In this final post on the topic of complexity (read “How the Fourth Revolution brings us from the complicated to the complex” and “What we can learn from complex systems to understand today’s world” if you’ve missed them), we take some lessons of how we can be prepared and take advantage of the freak events that shape the world.

Now we know that freak events are really those that shape our world. Events that come in unpredictably, with a strength which we had underestimated, and change forever the lives of millions of people. They shape society much more powerfully than any progressive change.
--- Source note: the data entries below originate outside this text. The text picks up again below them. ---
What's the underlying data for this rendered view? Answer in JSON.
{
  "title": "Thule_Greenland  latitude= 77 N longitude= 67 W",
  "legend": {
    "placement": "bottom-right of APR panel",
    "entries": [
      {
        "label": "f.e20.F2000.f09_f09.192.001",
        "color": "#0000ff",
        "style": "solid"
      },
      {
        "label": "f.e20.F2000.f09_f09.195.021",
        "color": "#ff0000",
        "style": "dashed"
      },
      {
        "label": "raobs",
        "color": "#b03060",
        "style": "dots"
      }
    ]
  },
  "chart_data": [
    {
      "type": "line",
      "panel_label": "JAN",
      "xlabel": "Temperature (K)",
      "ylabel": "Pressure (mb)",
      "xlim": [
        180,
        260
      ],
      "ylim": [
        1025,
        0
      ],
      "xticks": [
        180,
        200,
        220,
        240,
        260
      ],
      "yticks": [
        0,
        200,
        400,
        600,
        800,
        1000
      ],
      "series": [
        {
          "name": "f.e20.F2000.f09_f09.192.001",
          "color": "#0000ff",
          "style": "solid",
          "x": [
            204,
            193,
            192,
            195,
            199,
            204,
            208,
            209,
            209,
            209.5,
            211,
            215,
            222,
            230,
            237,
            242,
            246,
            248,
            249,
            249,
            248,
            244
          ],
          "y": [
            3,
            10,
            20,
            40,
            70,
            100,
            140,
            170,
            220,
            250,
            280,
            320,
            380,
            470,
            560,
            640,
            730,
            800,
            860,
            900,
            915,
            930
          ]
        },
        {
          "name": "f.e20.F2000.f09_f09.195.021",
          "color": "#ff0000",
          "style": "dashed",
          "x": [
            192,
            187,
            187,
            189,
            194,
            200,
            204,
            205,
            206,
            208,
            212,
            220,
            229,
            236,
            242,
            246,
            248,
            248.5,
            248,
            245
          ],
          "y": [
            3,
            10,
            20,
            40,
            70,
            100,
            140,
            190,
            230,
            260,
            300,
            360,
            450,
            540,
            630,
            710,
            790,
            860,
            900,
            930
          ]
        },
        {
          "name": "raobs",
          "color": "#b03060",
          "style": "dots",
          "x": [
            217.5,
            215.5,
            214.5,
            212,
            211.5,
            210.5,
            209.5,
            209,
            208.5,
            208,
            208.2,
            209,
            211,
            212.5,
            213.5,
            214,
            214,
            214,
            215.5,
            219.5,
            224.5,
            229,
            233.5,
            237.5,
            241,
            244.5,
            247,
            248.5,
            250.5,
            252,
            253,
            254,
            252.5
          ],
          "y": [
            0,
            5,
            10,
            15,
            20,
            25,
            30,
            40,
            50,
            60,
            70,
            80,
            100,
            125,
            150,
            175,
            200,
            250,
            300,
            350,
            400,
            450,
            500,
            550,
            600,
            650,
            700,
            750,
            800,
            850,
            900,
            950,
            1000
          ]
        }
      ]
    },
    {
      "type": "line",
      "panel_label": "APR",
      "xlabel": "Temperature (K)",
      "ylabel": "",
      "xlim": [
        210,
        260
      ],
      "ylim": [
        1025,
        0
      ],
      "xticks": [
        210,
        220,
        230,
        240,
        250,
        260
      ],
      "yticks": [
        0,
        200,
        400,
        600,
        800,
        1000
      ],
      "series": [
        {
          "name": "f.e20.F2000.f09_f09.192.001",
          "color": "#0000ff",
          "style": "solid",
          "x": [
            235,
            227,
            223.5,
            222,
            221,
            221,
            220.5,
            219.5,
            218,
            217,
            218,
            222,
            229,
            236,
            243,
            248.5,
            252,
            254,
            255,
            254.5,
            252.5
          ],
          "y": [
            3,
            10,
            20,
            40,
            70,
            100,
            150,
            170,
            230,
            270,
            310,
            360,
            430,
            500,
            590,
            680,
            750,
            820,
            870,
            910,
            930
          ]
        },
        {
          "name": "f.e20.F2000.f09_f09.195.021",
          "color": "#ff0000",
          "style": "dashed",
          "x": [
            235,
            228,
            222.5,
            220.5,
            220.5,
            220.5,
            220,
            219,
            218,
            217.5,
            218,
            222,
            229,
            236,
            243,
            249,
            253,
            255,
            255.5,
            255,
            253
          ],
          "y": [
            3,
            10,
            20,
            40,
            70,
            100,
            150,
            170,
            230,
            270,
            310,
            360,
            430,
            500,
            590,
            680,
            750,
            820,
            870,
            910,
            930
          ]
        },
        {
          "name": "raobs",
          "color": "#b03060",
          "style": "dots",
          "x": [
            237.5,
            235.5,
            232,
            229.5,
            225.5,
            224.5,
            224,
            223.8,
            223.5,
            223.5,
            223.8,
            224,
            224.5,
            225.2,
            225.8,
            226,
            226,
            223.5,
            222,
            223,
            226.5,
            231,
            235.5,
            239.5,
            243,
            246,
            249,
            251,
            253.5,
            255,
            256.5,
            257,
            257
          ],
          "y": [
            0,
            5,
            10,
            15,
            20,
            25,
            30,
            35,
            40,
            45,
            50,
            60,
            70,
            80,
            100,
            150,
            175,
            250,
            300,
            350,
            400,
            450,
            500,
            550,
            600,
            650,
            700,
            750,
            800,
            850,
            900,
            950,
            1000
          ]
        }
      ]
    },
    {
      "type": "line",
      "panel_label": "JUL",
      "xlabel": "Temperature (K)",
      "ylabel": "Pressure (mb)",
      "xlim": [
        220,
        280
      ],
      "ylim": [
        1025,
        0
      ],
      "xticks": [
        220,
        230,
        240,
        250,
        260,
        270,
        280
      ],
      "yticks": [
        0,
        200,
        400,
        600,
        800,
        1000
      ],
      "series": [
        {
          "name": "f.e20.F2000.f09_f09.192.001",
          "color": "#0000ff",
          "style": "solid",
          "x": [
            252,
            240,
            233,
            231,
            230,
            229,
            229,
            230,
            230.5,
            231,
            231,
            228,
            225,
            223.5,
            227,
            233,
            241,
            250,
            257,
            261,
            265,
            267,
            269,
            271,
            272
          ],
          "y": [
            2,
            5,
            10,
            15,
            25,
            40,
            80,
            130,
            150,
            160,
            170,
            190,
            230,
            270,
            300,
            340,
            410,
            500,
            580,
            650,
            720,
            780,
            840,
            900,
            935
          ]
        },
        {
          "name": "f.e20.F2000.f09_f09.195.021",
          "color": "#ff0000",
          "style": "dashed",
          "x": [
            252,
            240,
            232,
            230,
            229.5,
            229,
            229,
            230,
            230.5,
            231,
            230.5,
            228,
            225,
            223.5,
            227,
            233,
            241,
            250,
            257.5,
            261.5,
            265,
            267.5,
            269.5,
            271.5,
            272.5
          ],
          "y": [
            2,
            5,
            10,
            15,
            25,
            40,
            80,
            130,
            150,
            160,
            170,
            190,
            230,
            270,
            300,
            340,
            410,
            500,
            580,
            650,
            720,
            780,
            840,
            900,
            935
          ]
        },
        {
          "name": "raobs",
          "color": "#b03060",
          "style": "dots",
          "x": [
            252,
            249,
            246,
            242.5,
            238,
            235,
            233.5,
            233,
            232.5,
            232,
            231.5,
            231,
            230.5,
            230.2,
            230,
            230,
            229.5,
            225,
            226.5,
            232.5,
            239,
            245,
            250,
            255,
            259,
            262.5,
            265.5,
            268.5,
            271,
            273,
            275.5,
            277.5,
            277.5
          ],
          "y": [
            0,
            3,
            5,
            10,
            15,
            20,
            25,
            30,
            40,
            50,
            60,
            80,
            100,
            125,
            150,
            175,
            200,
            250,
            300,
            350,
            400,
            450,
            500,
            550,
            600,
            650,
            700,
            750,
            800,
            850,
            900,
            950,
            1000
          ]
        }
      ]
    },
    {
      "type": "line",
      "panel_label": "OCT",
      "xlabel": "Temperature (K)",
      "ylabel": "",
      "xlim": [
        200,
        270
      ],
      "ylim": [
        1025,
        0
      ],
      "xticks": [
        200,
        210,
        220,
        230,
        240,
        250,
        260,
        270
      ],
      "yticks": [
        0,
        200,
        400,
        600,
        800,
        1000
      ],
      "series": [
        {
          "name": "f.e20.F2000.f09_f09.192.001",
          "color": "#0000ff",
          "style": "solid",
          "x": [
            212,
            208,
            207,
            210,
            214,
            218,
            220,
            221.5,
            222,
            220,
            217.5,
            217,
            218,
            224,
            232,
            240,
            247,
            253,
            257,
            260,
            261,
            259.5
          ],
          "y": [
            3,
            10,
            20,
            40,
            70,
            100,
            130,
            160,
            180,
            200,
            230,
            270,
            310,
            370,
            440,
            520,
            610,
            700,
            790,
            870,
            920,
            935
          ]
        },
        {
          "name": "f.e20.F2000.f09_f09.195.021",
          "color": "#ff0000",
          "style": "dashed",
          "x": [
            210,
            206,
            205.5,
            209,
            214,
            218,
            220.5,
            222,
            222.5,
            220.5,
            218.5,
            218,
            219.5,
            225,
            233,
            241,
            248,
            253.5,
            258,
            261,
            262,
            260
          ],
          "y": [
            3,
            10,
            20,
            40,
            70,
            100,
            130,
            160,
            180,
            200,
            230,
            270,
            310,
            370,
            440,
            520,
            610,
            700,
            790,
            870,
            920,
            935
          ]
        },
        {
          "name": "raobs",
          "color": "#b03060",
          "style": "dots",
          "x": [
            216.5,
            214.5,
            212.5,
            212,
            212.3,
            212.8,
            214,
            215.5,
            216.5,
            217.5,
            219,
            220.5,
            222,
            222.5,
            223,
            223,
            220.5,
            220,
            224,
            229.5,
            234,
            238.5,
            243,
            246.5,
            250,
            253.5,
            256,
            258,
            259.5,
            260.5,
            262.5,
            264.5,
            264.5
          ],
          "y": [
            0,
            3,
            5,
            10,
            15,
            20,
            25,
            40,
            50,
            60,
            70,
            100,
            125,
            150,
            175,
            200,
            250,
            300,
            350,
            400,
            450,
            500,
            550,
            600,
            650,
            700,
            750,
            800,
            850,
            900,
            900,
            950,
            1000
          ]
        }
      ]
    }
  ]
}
These are times of crisis, where the previous equilibrium is pushed out of balance, outside its naturally stabilizing protections. During some time that particular part of the world struggles to retrieve balance, finally reaching a different equilibrium, start of another period of relative stability.

As our world inter-connectivity grows, the impact of a freak event happening somewhere in the world spreads.

cars flooded Thailand
Global impact of local freak events: cars flooded in Thailand's manufacturing plant

Last year the IT, automotive industries got struck worldwide by freak floods in Thailand; and many industries got struck by the Japanese tsunami – the nuclear industry worldwide, for example, will never be the same again. Are those events more frequent? Probably not. But their impact on the economy and on people around the world is now much greater.

How can the successful K.E.E.N. thrive in such a world? Yes, more surely than most people that try to keep the previous established order of things. A few principles apply, at first some basic defensive principles (risk management):

  • Never believe the situation you’re in is stable. Don’t lower your guard. Freak events will happen, and they will surprise you. The future is not an extrapolation of the past. Be prepared for them, have some emergency reserves and keep safety margins;
  • Diversify your income sources and try to minimize the possibility of common causes of failure;
  • Don’t believe the world will be the same after a freak event.
  • A well developed, worldwide network is a necessary asset that will protect the K.E.E.N. from excessive consequences; and the nomadic lifestyle of the K.E.E.N. will make it easy for him to change his activity elsewhere, where most of the opportunities lie.

More importantly the K.E.E.N. sees opportunities in these times of crisis:

  • Changes are much more easy to make during the crisis than in stable periods. What could you do that produces tremendous value for the people? What could you do that brings you closer to your purpose?
  • Crisis time will cleanup the economy from those organizations that were just surviving from past economic models; or that were decidedly too weak. What opportunities does this void create for you?

The successful K.E.E.N. knows that freak events will happen, and when they happen, he looks at them with the mindset of opportunity. The mindset makes all the difference. Even if almost wiped-out himself by the event, the K.E.E.N. will rebounce.

Welcome to the new complex world where taking the opportunity of freak events will be the driver of your success. Welcome to the Fourth Revolution!

What opportunities do you see in the current crisis and will you see in the next freak event that will touch you? Is your network and your lifestyle ready to take these opportunities?